The work takes its name and draws on inspiration from Ovid’s Metamorphoses, a classical poem full of transformations – of people into trees, gods into animals, and everything in between. Julien excavates and reimagines the text as a starting point from which to traverse other temporalities: post‑modern architecture in London, a futuristic glass spaceship designed by Richard Found, the forested depths of Redwood National and State Park in California. 

Central too is the film’s ecological heartbeat: it may span epochs, but Julien anchors his allegory to our imperilled present. The novelistic nods to Octavia E. Butler’s Parable of the Sower and Donna Haraway’s poem Staying with the Trouble bring us back to the urgency of the here and now. It may feel utopian, but this is no escapist fantasy. Ecological collapse, inequality and the non‑human otherness are at the core of All That Changes You.
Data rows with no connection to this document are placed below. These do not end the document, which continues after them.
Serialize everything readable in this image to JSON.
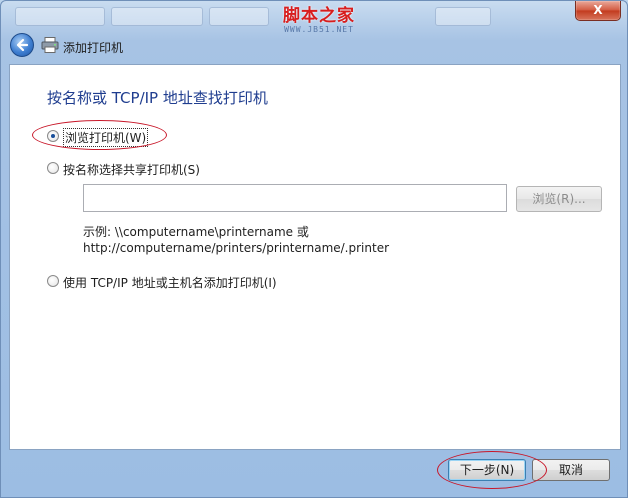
{
  "window": {
    "close_label": "X"
  },
  "watermark": {
    "main": "脚本之家",
    "sub": "WWW.JB51.NET"
  },
  "wizard": {
    "title": "添加打印机",
    "heading": "按名称或 TCP/IP 地址查找打印机"
  },
  "options": [
    {
      "label": "浏览打印机(W)",
      "selected": true
    },
    {
      "label": "按名称选择共享打印机(S)",
      "selected": false
    },
    {
      "label": "使用 TCP/IP 地址或主机名添加打印机(I)",
      "selected": false
    }
  ],
  "shared_printer": {
    "input_value": "",
    "browse_label": "浏览(R)...",
    "example_line1": "示例: \\\\computername\\printername 或",
    "example_line2": "http://computername/printers/printername/.printer"
  },
  "buttons": {
    "next": "下一步(N)",
    "cancel": "取消"
  },
  "colors": {
    "heading": "#1f3d8f",
    "annotation": "#c8182a",
    "frame": "#a7c3e4"
  }
}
Metamorphosis.

In Julian transfigures the palace into a hybrid gallery space, theatre, spaceship in one; the film becomes architecture; the viewer becomes part of the metamorphosis. Julien’s essay on film is one of wonder and urgency – of the constant shape‑shifting between epochs, bodies and worlds. It asks: how will we, the human species, transform when the very world we inhabit is at stake; when the story we once believed in is unravelling? 

All That Changes You. Metamorphosis is running at Palazzo Te in Mantua until 1 February 2026.